On a cool, breezy fall day, half a million New Yorkers gathered at Central Park to lay eyes and ears to a reunion that few thought would ever happen: Paul Simon and Art Garfunkel.

The success of that redefining day, on Sept. 19, 1981, would go on to launch a reunion tour… and another breakup. 

The crowd, the largest ever in the park at that time, was estimated at 500,000. At the time, PEOPLE reported that attendees ranged from “teens in denim and down to 40ish folkies,” and they all got what they wanted, as the famed duo flawlessly harmonized 20 songs, including “The Boxer,” “Mrs. Robinson,” “Homeward Bound” and “Scarborough Fair”.

Still, the tension around Simon & Garfunkel was palpable.

“They took a terrible risk,” one Simon associate told PEOPLE. “They could have not agreed on anything. Everybody sort of felt at one point or another, ‘God, I wish they’d never done this.’ It was like going on vacation with your ex-wife.”

Friends since elementary school, Simon & Garfunkel were one of the best-selling acts of the 1960s, but they split in 1970 due to creative differences following the success of that year’s album, Bridge over Troubled Water.
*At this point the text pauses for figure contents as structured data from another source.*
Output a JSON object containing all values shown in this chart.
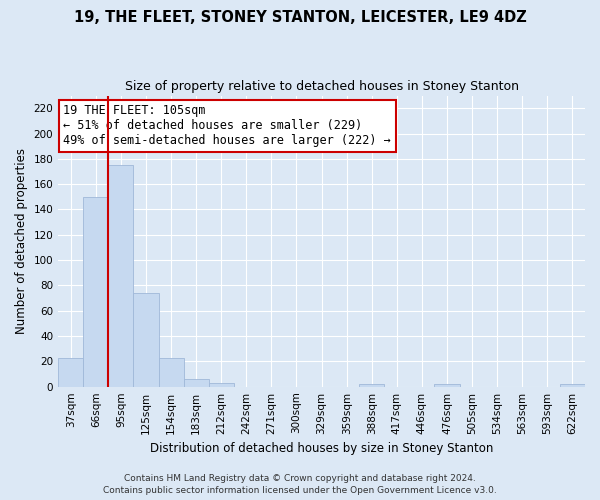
{
  "title": "19, THE FLEET, STONEY STANTON, LEICESTER, LE9 4DZ",
  "subtitle": "Size of property relative to detached houses in Stoney Stanton",
  "xlabel": "Distribution of detached houses by size in Stoney Stanton",
  "ylabel": "Number of detached properties",
  "footer_line1": "Contains HM Land Registry data © Crown copyright and database right 2024.",
  "footer_line2": "Contains public sector information licensed under the Open Government Licence v3.0.",
  "bin_labels": [
    "37sqm",
    "66sqm",
    "95sqm",
    "125sqm",
    "154sqm",
    "183sqm",
    "212sqm",
    "242sqm",
    "271sqm",
    "300sqm",
    "329sqm",
    "359sqm",
    "388sqm",
    "417sqm",
    "446sqm",
    "476sqm",
    "505sqm",
    "534sqm",
    "563sqm",
    "593sqm",
    "622sqm"
  ],
  "bar_heights": [
    23,
    150,
    175,
    74,
    23,
    6,
    3,
    0,
    0,
    0,
    0,
    0,
    2,
    0,
    0,
    2,
    0,
    0,
    0,
    0,
    2
  ],
  "bar_color": "#c6d9f0",
  "bar_edge_color": "#a0b8d8",
  "vline_color": "#cc0000",
  "ylim": [
    0,
    230
  ],
  "yticks": [
    0,
    20,
    40,
    60,
    80,
    100,
    120,
    140,
    160,
    180,
    200,
    220
  ],
  "annotation_title": "19 THE FLEET: 105sqm",
  "annotation_line1": "← 51% of detached houses are smaller (229)",
  "annotation_line2": "49% of semi-detached houses are larger (222) →",
  "annotation_box_color": "white",
  "annotation_box_edge": "#cc0000",
  "bg_color": "#dce8f5",
  "plot_bg_color": "#dce8f5",
  "title_fontsize": 10.5,
  "subtitle_fontsize": 9,
  "ylabel_fontsize": 8.5,
  "xlabel_fontsize": 8.5,
  "tick_fontsize": 7.5,
  "footer_fontsize": 6.5,
  "annotation_fontsize": 8.5
}
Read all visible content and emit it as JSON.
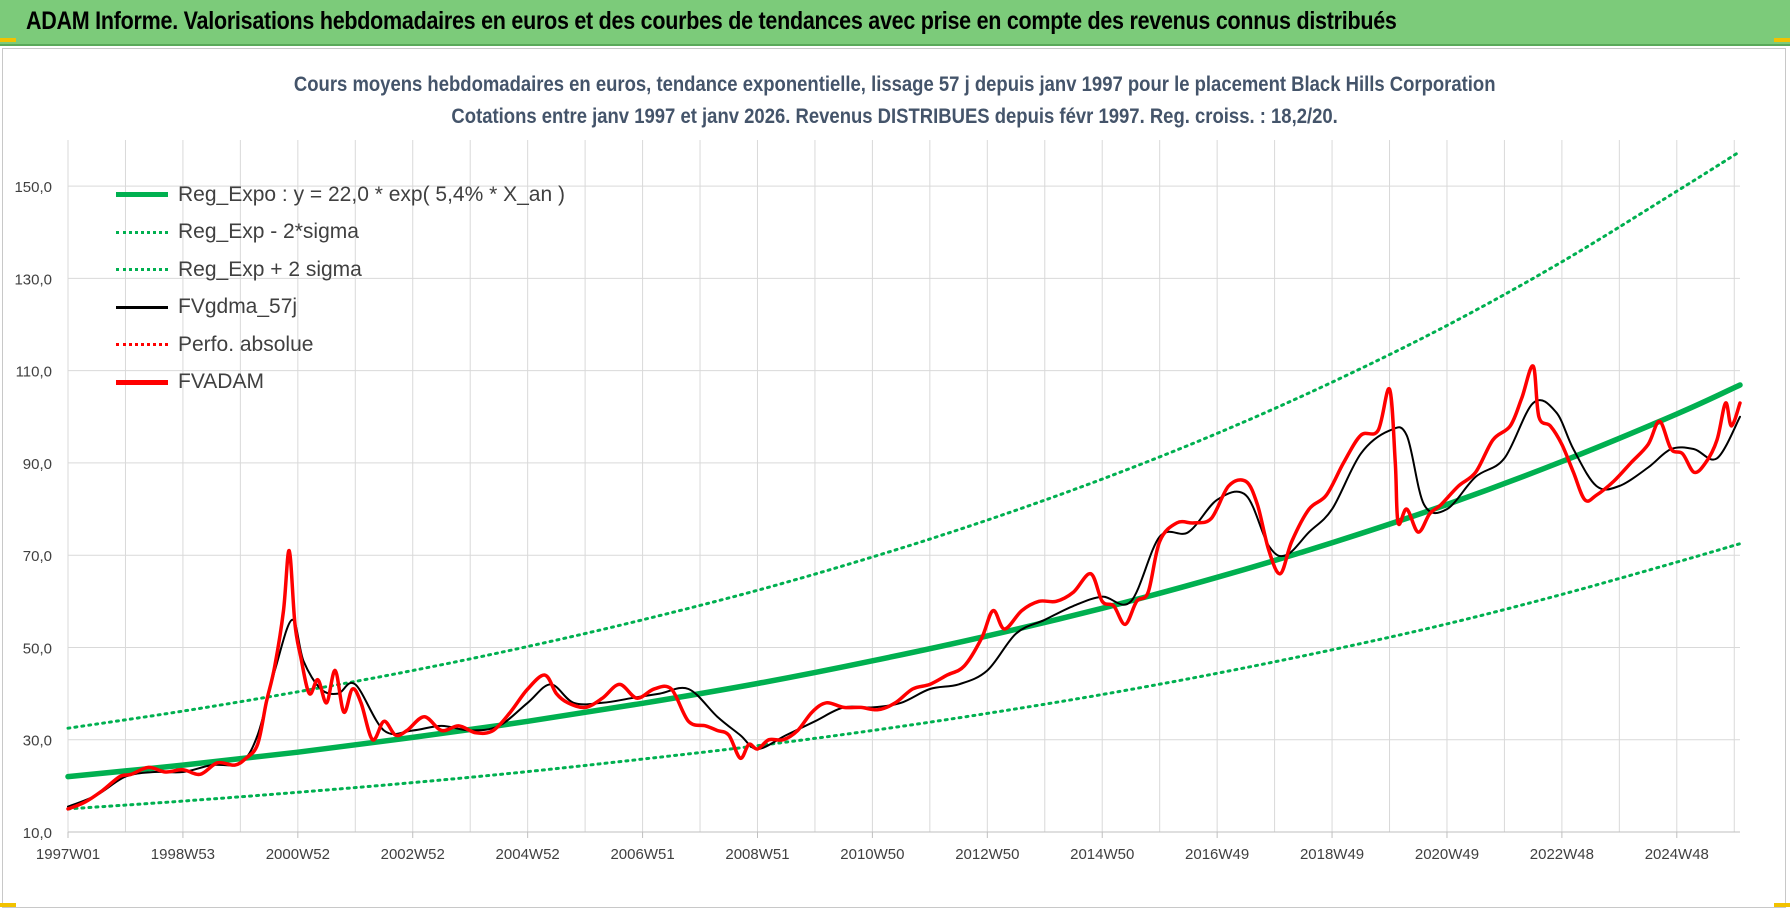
{
  "banner": {
    "title": "ADAM Informe. Valorisations hebdomadaires en euros et des courbes de tendances avec prise en compte des revenus connus distribués"
  },
  "colors": {
    "banner_bg": "#7ccb7a",
    "trend_green": "#00b050",
    "gdma_black": "#000000",
    "fvadam_red": "#ff0000",
    "gridline": "#d9d9d9",
    "title_text": "#44546a"
  },
  "chart_data": {
    "type": "line",
    "title": "Cours moyens hebdomadaires en euros, tendance exponentielle, lissage 57 j depuis janv 1997 pour le placement Black Hills Corporation",
    "subtitle": "Cotations entre janv 1997 et janv 2026. Revenus DISTRIBUES depuis févr 1997. Reg. croiss. : 18,2/20.",
    "xlabel": "",
    "ylabel": "",
    "ylim": [
      10,
      160
    ],
    "xlim": [
      1997.0,
      2026.1
    ],
    "grid": true,
    "legend_position": "top-left",
    "y_ticks": [
      "10,0",
      "30,0",
      "50,0",
      "70,0",
      "90,0",
      "110,0",
      "130,0",
      "150,0"
    ],
    "y_tick_values": [
      10,
      30,
      50,
      70,
      90,
      110,
      130,
      150
    ],
    "x_ticks": [
      "1997W01",
      "1998W53",
      "2000W52",
      "2002W52",
      "2004W52",
      "2006W51",
      "2008W51",
      "2010W50",
      "2012W50",
      "2014W50",
      "2016W49",
      "2018W49",
      "2020W49",
      "2022W48",
      "2024W48"
    ],
    "x_tick_values": [
      1997.0,
      1999.0,
      2001.0,
      2003.0,
      2005.0,
      2007.0,
      2009.0,
      2011.0,
      2013.0,
      2015.0,
      2017.0,
      2019.0,
      2021.0,
      2023.0,
      2025.0
    ],
    "legend": [
      {
        "label": "Reg_Expo : y = 22,0 * exp( 5,4% *  X_an )",
        "style": "solid-thick",
        "color": "#00b050"
      },
      {
        "label": "Reg_Exp - 2*sigma",
        "style": "dotted",
        "color": "#00b050"
      },
      {
        "label": "Reg_Exp + 2 sigma",
        "style": "dotted",
        "color": "#00b050"
      },
      {
        "label": "FVgdma_57j",
        "style": "solid-thin",
        "color": "#000000"
      },
      {
        "label": "Perfo. absolue",
        "style": "dotted",
        "color": "#ff0000"
      },
      {
        "label": "FVADAM",
        "style": "solid-thick",
        "color": "#ff0000"
      }
    ],
    "series": [
      {
        "name": "Reg_Expo : y = 22,0 * exp( 5,4% *  X_an )",
        "x": [
          1997.0,
          1999.0,
          2001.0,
          2003.0,
          2005.0,
          2007.0,
          2009.0,
          2011.0,
          2013.0,
          2015.0,
          2017.0,
          2019.0,
          2021.0,
          2023.0,
          2025.0,
          2026.1
        ],
        "values": [
          22.0,
          24.5,
          27.3,
          30.5,
          34.0,
          37.9,
          42.2,
          47.1,
          52.5,
          58.5,
          65.2,
          72.7,
          81.0,
          90.3,
          100.6,
          106.9
        ]
      },
      {
        "name": "Reg_Exp - 2*sigma",
        "x": [
          1997.0,
          1999.0,
          2001.0,
          2003.0,
          2005.0,
          2007.0,
          2009.0,
          2011.0,
          2013.0,
          2015.0,
          2017.0,
          2019.0,
          2021.0,
          2023.0,
          2025.0,
          2026.1
        ],
        "values": [
          15.0,
          16.7,
          18.6,
          20.7,
          23.1,
          25.8,
          28.7,
          32.0,
          35.7,
          39.8,
          44.4,
          49.5,
          55.1,
          61.5,
          68.5,
          72.5
        ]
      },
      {
        "name": "Reg_Exp + 2 sigma",
        "x": [
          1997.0,
          1999.0,
          2001.0,
          2003.0,
          2005.0,
          2007.0,
          2009.0,
          2011.0,
          2013.0,
          2015.0,
          2017.0,
          2019.0,
          2021.0,
          2023.0,
          2025.0,
          2026.1
        ],
        "values": [
          32.5,
          36.2,
          40.4,
          45.0,
          50.2,
          56.0,
          62.4,
          69.6,
          77.6,
          86.5,
          96.4,
          107.5,
          119.8,
          133.6,
          148.9,
          157.5
        ]
      },
      {
        "name": "FVgdma_57j",
        "x": [
          1997.0,
          1997.5,
          1998.0,
          1998.5,
          1999.0,
          1999.5,
          2000.0,
          2000.3,
          2000.6,
          2000.9,
          2001.1,
          2001.4,
          2001.7,
          2002.0,
          2002.5,
          2003.0,
          2003.5,
          2004.0,
          2004.5,
          2005.0,
          2005.4,
          2005.8,
          2006.3,
          2006.8,
          2007.3,
          2007.8,
          2008.3,
          2008.7,
          2009.0,
          2009.5,
          2010.0,
          2010.5,
          2011.0,
          2011.5,
          2012.0,
          2012.5,
          2013.0,
          2013.5,
          2014.0,
          2014.5,
          2015.0,
          2015.5,
          2016.0,
          2016.5,
          2017.0,
          2017.5,
          2017.9,
          2018.2,
          2018.6,
          2019.0,
          2019.5,
          2020.0,
          2020.3,
          2020.6,
          2021.0,
          2021.5,
          2022.0,
          2022.5,
          2022.9,
          2023.2,
          2023.6,
          2024.0,
          2024.5,
          2024.9,
          2025.3,
          2025.7,
          2026.1
        ],
        "values": [
          15.5,
          18.0,
          22.0,
          23.0,
          23.0,
          24.5,
          25.0,
          31.0,
          45.0,
          56.0,
          47.0,
          41.0,
          40.0,
          42.0,
          32.0,
          32.0,
          33.0,
          32.0,
          33.0,
          38.0,
          42.0,
          38.0,
          38.0,
          39.0,
          40.0,
          41.0,
          35.0,
          31.0,
          28.0,
          31.0,
          34.0,
          37.0,
          37.0,
          38.0,
          41.0,
          42.0,
          45.0,
          53.0,
          56.0,
          59.0,
          61.0,
          60.0,
          74.0,
          75.0,
          82.0,
          83.0,
          72.0,
          70.0,
          75.0,
          80.0,
          92.0,
          97.0,
          96.0,
          81.0,
          80.0,
          87.0,
          91.0,
          103.0,
          101.0,
          93.0,
          85.0,
          85.0,
          89.0,
          93.0,
          93.0,
          91.0,
          100.0
        ]
      },
      {
        "name": "FVADAM",
        "x": [
          1997.0,
          1997.3,
          1997.6,
          1997.9,
          1998.1,
          1998.4,
          1998.7,
          1999.0,
          1999.3,
          1999.6,
          1999.9,
          2000.1,
          2000.3,
          2000.45,
          2000.6,
          2000.75,
          2000.85,
          2000.95,
          2001.05,
          2001.2,
          2001.35,
          2001.5,
          2001.65,
          2001.8,
          2001.95,
          2002.1,
          2002.3,
          2002.5,
          2002.7,
          2002.9,
          2003.2,
          2003.5,
          2003.8,
          2004.1,
          2004.4,
          2004.7,
          2005.0,
          2005.3,
          2005.5,
          2005.7,
          2006.0,
          2006.3,
          2006.6,
          2006.9,
          2007.2,
          2007.5,
          2007.8,
          2008.1,
          2008.3,
          2008.5,
          2008.7,
          2008.85,
          2009.0,
          2009.2,
          2009.45,
          2009.7,
          2009.95,
          2010.2,
          2010.5,
          2010.8,
          2011.1,
          2011.4,
          2011.7,
          2012.0,
          2012.3,
          2012.6,
          2012.9,
          2013.1,
          2013.3,
          2013.6,
          2013.9,
          2014.2,
          2014.5,
          2014.8,
          2015.0,
          2015.2,
          2015.4,
          2015.6,
          2015.8,
          2016.0,
          2016.3,
          2016.6,
          2016.9,
          2017.2,
          2017.5,
          2017.7,
          2017.9,
          2018.1,
          2018.3,
          2018.6,
          2018.9,
          2019.2,
          2019.5,
          2019.8,
          2020.0,
          2020.1,
          2020.15,
          2020.3,
          2020.5,
          2020.7,
          2020.9,
          2021.2,
          2021.5,
          2021.8,
          2022.1,
          2022.3,
          2022.5,
          2022.6,
          2022.8,
          2023.0,
          2023.2,
          2023.4,
          2023.6,
          2023.9,
          2024.2,
          2024.5,
          2024.7,
          2024.9,
          2025.1,
          2025.3,
          2025.5,
          2025.7,
          2025.85,
          2025.95,
          2026.1
        ],
        "values": [
          15.0,
          16.5,
          19.0,
          22.0,
          22.5,
          24.0,
          23.0,
          23.5,
          22.5,
          25.0,
          24.5,
          26.0,
          29.0,
          38.0,
          46.0,
          58.0,
          71.0,
          55.0,
          48.0,
          40.0,
          43.0,
          38.0,
          45.0,
          36.0,
          41.0,
          38.0,
          30.0,
          34.0,
          31.0,
          32.0,
          35.0,
          32.0,
          33.0,
          31.5,
          32.0,
          36.0,
          41.0,
          44.0,
          40.0,
          38.0,
          37.0,
          39.0,
          42.0,
          39.0,
          41.0,
          41.0,
          34.0,
          33.0,
          32.0,
          31.0,
          26.0,
          29.0,
          28.0,
          30.0,
          30.0,
          32.0,
          36.0,
          38.0,
          37.0,
          37.0,
          36.5,
          38.0,
          41.0,
          42.0,
          44.0,
          46.0,
          52.0,
          58.0,
          54.0,
          58.0,
          60.0,
          60.0,
          62.0,
          66.0,
          60.0,
          59.0,
          55.0,
          60.0,
          62.0,
          73.0,
          77.0,
          77.0,
          78.0,
          85.0,
          86.0,
          81.0,
          71.0,
          66.0,
          73.0,
          80.0,
          83.0,
          90.0,
          96.0,
          97.0,
          106.0,
          90.0,
          77.0,
          80.0,
          75.0,
          79.0,
          81.0,
          85.0,
          88.0,
          95.0,
          98.0,
          104.0,
          111.0,
          100.0,
          98.0,
          94.0,
          88.0,
          82.0,
          83.0,
          86.0,
          90.0,
          94.0,
          99.0,
          93.0,
          92.0,
          88.0,
          90.0,
          95.0,
          103.0,
          98.0,
          103.0
        ]
      }
    ]
  }
}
Although the men managed to get together sparingly over the next decade, their first legitimate full concert together in 11 years came on the Great Lawn of Manhattan’s most famous park

“This was a one-time get-together,” Simon’s personal manager, Ian Hoblyn, said then. “Still, they saw that crowd, and somewhere in the recesses, though not consciously, they must have felt, ‘Hey, look what we could do.’ ”

A triumphant event, Simon & Garfunkel did attempt to reunite after, particularly given that both of their solo careers were lagging. 
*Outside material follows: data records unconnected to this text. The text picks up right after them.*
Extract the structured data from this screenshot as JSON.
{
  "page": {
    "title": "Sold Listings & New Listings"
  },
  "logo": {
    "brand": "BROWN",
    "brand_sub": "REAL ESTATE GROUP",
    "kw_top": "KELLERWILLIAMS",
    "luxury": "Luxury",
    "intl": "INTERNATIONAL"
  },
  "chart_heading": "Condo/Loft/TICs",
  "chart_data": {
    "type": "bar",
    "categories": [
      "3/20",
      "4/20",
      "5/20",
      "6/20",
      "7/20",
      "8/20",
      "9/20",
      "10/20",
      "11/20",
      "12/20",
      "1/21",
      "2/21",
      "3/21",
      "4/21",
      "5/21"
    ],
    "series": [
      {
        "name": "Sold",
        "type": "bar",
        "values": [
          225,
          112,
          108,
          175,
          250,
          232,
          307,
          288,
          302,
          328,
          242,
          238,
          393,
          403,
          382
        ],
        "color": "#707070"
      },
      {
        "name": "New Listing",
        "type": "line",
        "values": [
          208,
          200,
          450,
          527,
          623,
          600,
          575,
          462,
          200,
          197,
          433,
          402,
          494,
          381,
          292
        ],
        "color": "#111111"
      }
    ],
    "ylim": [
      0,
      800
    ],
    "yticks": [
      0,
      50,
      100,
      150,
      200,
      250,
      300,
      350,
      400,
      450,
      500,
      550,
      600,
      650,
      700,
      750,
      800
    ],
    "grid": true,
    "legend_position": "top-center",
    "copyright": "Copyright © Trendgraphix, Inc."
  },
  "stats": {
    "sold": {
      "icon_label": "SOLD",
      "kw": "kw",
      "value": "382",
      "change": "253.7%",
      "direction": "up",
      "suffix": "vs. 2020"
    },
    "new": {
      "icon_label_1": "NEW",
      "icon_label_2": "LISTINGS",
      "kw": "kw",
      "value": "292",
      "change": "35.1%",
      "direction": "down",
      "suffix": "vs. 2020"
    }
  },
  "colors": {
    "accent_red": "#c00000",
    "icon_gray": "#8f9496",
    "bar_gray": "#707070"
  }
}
In last year’s new documentary “In Restless Dreams: The Music of Paul Simon,” the 16-time GRAMMY winner recalled Central Park organizers coming to him after the “flop” of his 1980 album One-Trick Pony.
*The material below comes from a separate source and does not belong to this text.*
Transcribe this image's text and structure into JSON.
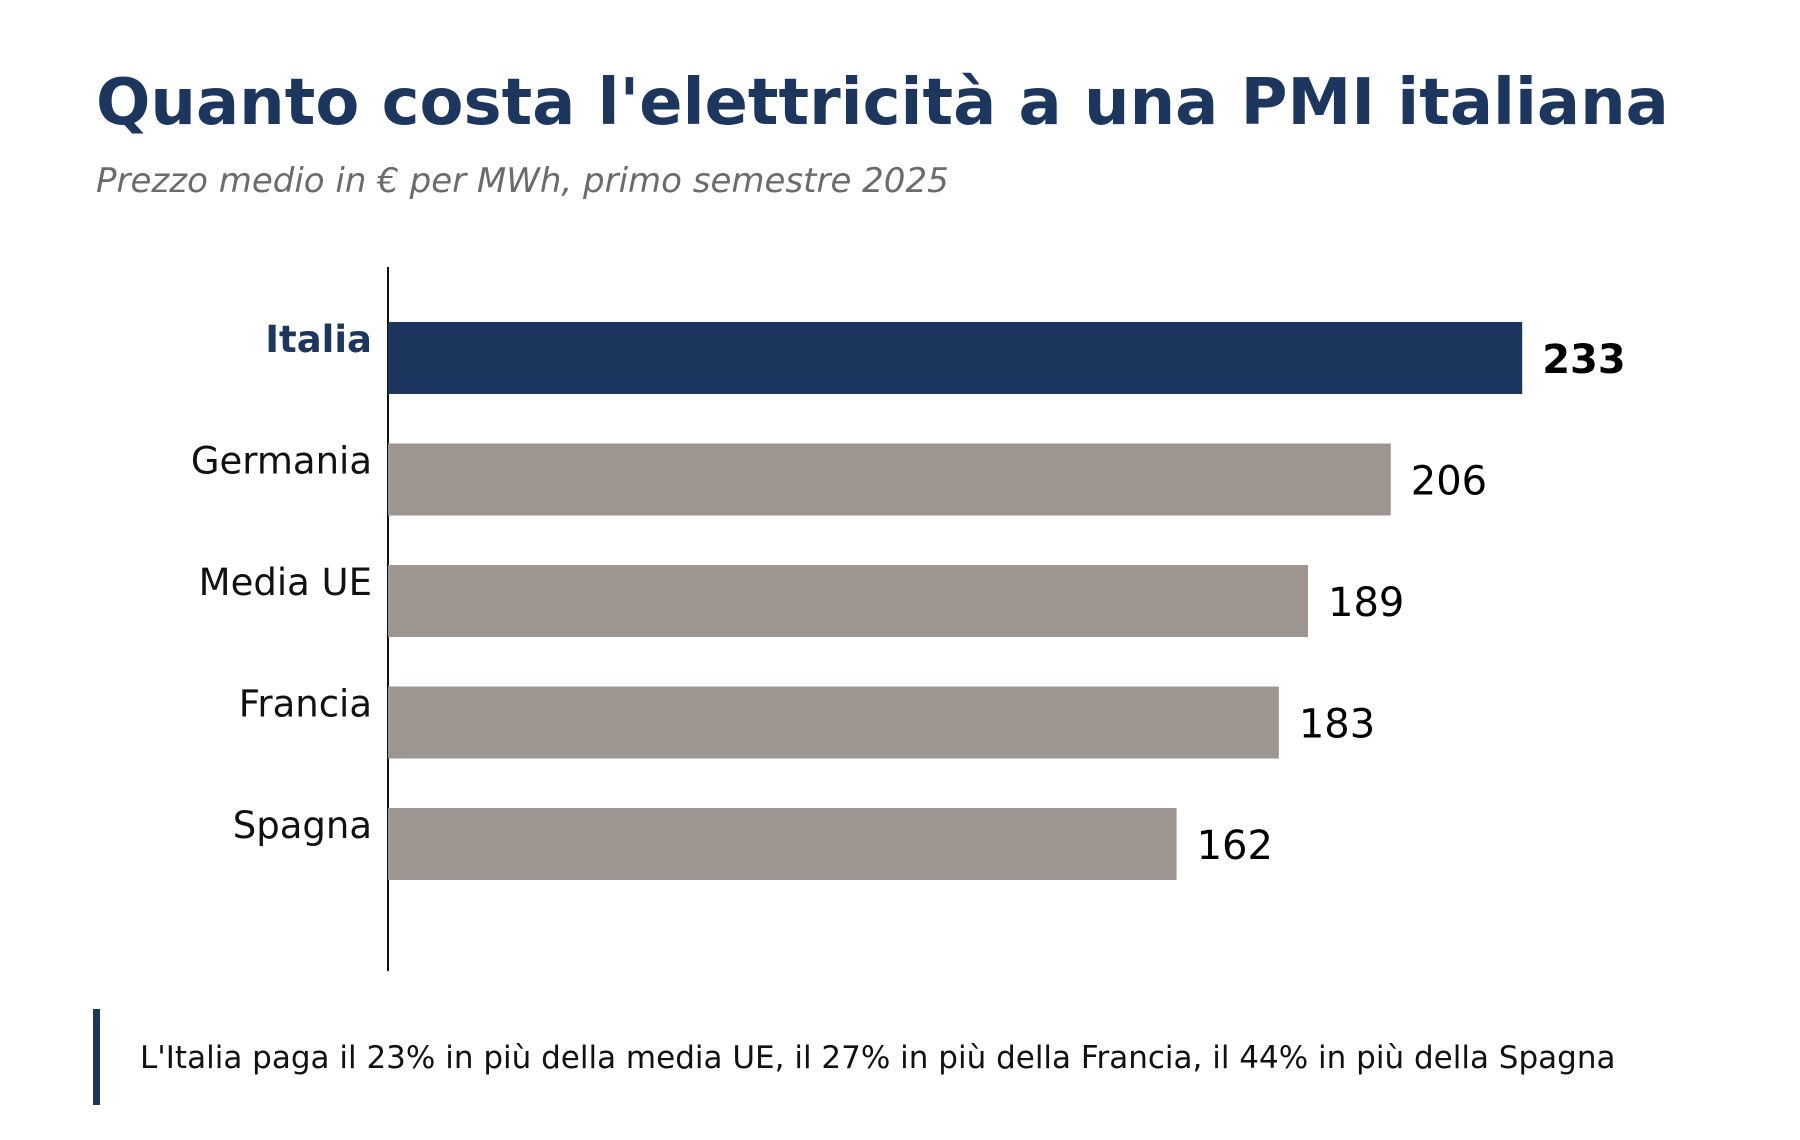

“When they asked me to do a concert in Central Park, I thought, ‘Well I just had this big flop, maybe I should ask Artie to come and sing some songs on this,’ ” he said. 

Art Garfunkel and Paul Simon perform at Central Park.

Derek Hudson/Getty


Initially, the two assumed their free concert would be a small benefit show for the park’s redevelopment and maintenance, but then 500,000 people turned up. The show, however, wasn’t without one tense moment when a concertgoer jumped on stage as Simon sang. Garfunkel was off to the side, watching the episode unfold with no reaction, which Simon found telling.

“The thing that’s interesting about it is like, my band, they’re ready to jump in,” Simon said. “Artie was sitting on the air… he was not taking a bullet for me.”

Regardless, due to the success of the concert, Simon, 83, said he was “forced” into a reunion tour, but wanted to start on the right foot, so he decided to forget his past grievances with Garfunkel, 83. 

“We were famously antagonistic, but I thought, ‘You know what? I am going to put that all aside and have a good reunited tour with Artie.’ ”

Soon, Simon announced that an album he’d been working on, Hearts and Bones, would be a Simon & Garfunkel record. However, that all changed when the duo disagreed on the album’s production, leading to another breakup. 

The album eventually became a solo album for Simon.

While the Central Park concert appeared to be a turning point for Simon & Garfunkel, in reality, it marked the beginning of the end again.

“The breakup that happened after [Garfunkel’s 1970 film] Catch-22 was never repaired,” Simon explained. “It was just a bandage put over it. But the bandage was such a luxurious bandage — the concert in Central Park — we forgot that essentially, we were done as a team.” 

Although the concert is no longer the most attended in Central Park’s history, it remains among the largest. Simon played in the park again in 1991.